16 of 16 people found the following review helpful
Victorian, Singularly Chestertonian, Whimsical Characters,
This review is from: The Club of Queer Trades (Paperback)
This early work (1905) by G. K. Chesterton defies classification. These six successive stories initially appear to be mysteries, possibly whimsical mysteries, except that the apparent crimes and misdeeds may not be criminal upon closer inspection. The highly eccentric, zany characters add a frenzied element that baffles any effort at a calm and reasoned deduction. We not only wonder who committed a crime, but we are unsure of the crime itself. The motivation for the misdeeds is as murky as the crime.

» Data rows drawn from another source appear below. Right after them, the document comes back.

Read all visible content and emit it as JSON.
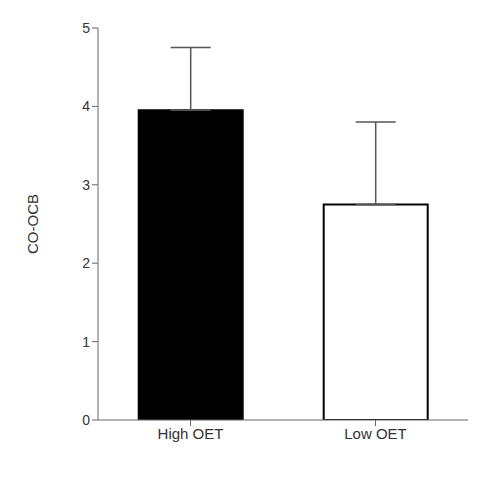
{
  "chart_data": {
    "type": "bar",
    "categories": [
      "High OET",
      "Low OET"
    ],
    "values": [
      3.95,
      2.75
    ],
    "errors_up": [
      0.8,
      1.05
    ],
    "colors": [
      "#000000",
      "#ffffff"
    ],
    "ylabel": "CO-OCB",
    "ylim": [
      0,
      5
    ],
    "yticks": [
      0,
      1,
      2,
      3,
      4,
      5
    ],
    "grid": false
  }
}
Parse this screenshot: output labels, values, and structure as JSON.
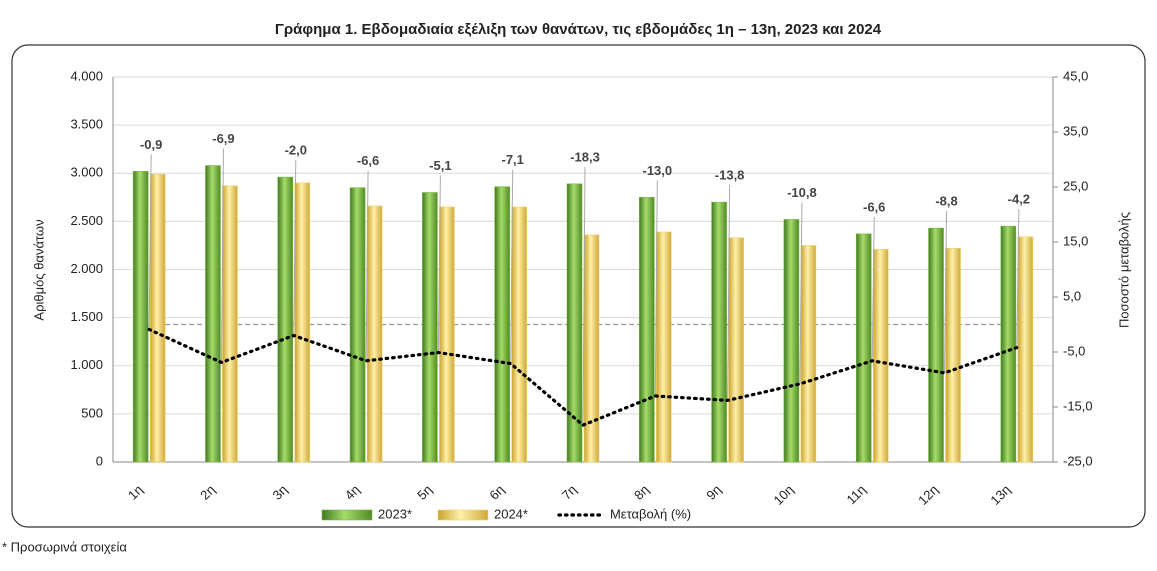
{
  "chart_data": {
    "type": "bar_line",
    "title": "Γράφημα 1.  Εβδομαδιαία εξέλιξη των θανάτων, τις εβδομάδες 1η – 13η, 2023 και 2024",
    "y_label": "Αριθμός θανάτων",
    "y2_label": "Ποσοστό μεταβολής",
    "footnote": "* Προσωρινά στοιχεία",
    "categories": [
      "1η",
      "2η",
      "3η",
      "4η",
      "5η",
      "6η",
      "7η",
      "8η",
      "9η",
      "10η",
      "11η",
      "12η",
      "13η"
    ],
    "series": [
      {
        "name": "2023*",
        "type": "bar",
        "color": "#7ab648",
        "values": [
          3020,
          3080,
          2960,
          2850,
          2800,
          2860,
          2890,
          2750,
          2700,
          2520,
          2370,
          2430,
          2450
        ]
      },
      {
        "name": "2024*",
        "type": "bar",
        "color": "#f2d46b",
        "values": [
          2990,
          2870,
          2900,
          2660,
          2650,
          2650,
          2360,
          2390,
          2330,
          2250,
          2210,
          2220,
          2340
        ]
      },
      {
        "name": "Μεταβολή (%)",
        "type": "line",
        "axis": "y2",
        "color": "#000000",
        "values": [
          -0.9,
          -6.9,
          -2.0,
          -6.6,
          -5.1,
          -7.1,
          -18.3,
          -13.0,
          -13.8,
          -10.8,
          -6.6,
          -8.8,
          -4.2
        ],
        "value_labels": [
          "-0,9",
          "-6,9",
          "-2,0",
          "-6,6",
          "-5,1",
          "-7,1",
          "-18,3",
          "-13,0",
          "-13,8",
          "-10,8",
          "-6,6",
          "-8,8",
          "-4,2"
        ]
      }
    ],
    "ylim": [
      0,
      4000
    ],
    "yticks": [
      0,
      500,
      {
        "value": 1000,
        "label": "1.000"
      },
      {
        "value": 1500,
        "label": "1.500"
      },
      {
        "value": 2000,
        "label": "2.000"
      },
      {
        "value": 2500,
        "label": "2.500"
      },
      {
        "value": 3000,
        "label": "3.000"
      },
      {
        "value": 3500,
        "label": "3.500"
      },
      {
        "value": 4000,
        "label": "4.000"
      }
    ],
    "y2lim": [
      -25,
      45
    ],
    "y2ticks": [
      {
        "value": -25,
        "label": "-25,0"
      },
      {
        "value": -15,
        "label": "-15,0"
      },
      {
        "value": -5,
        "label": "-5,0"
      },
      {
        "value": 5,
        "label": "5,0"
      },
      {
        "value": 15,
        "label": "15,0"
      },
      {
        "value": 25,
        "label": "25,0"
      },
      {
        "value": 35,
        "label": "35,0"
      },
      {
        "value": 45,
        "label": "45,0"
      }
    ],
    "grid": true
  }
}
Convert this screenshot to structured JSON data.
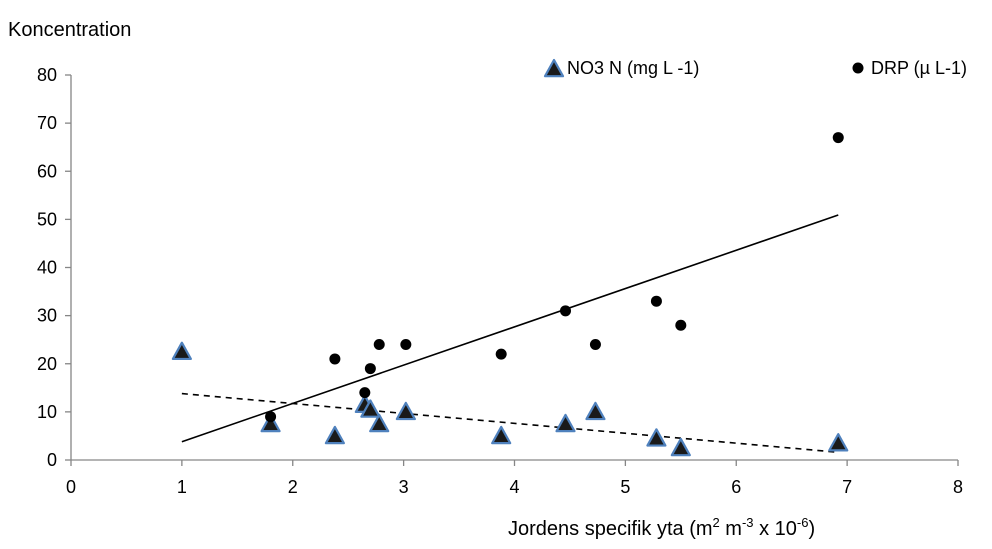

We have all encountered tales of eccentric Victorian English clubs. The Club of Queer Trades is a secretive and selective gathering of individuals that have each created an exceedingly original profession. Each one must practice and earn a satisfactory living from his unique profession. Most are preposterous undertakings.
The Club of Queer Trades was not well-received by some literary critics. Nonetheless, I would be rather surprised if the fans of G. K. Chesterton's better known works like the Father Brown mysteries, The Paradoxes of Mr. Pond, and The Napoleon of Notting Hill do not find this curious collection to be superbly enjoyable. This Dover edition is substantially enhanced by the addition of 32 rare, full-page, humorous drawings by G. K. Chesterton himself.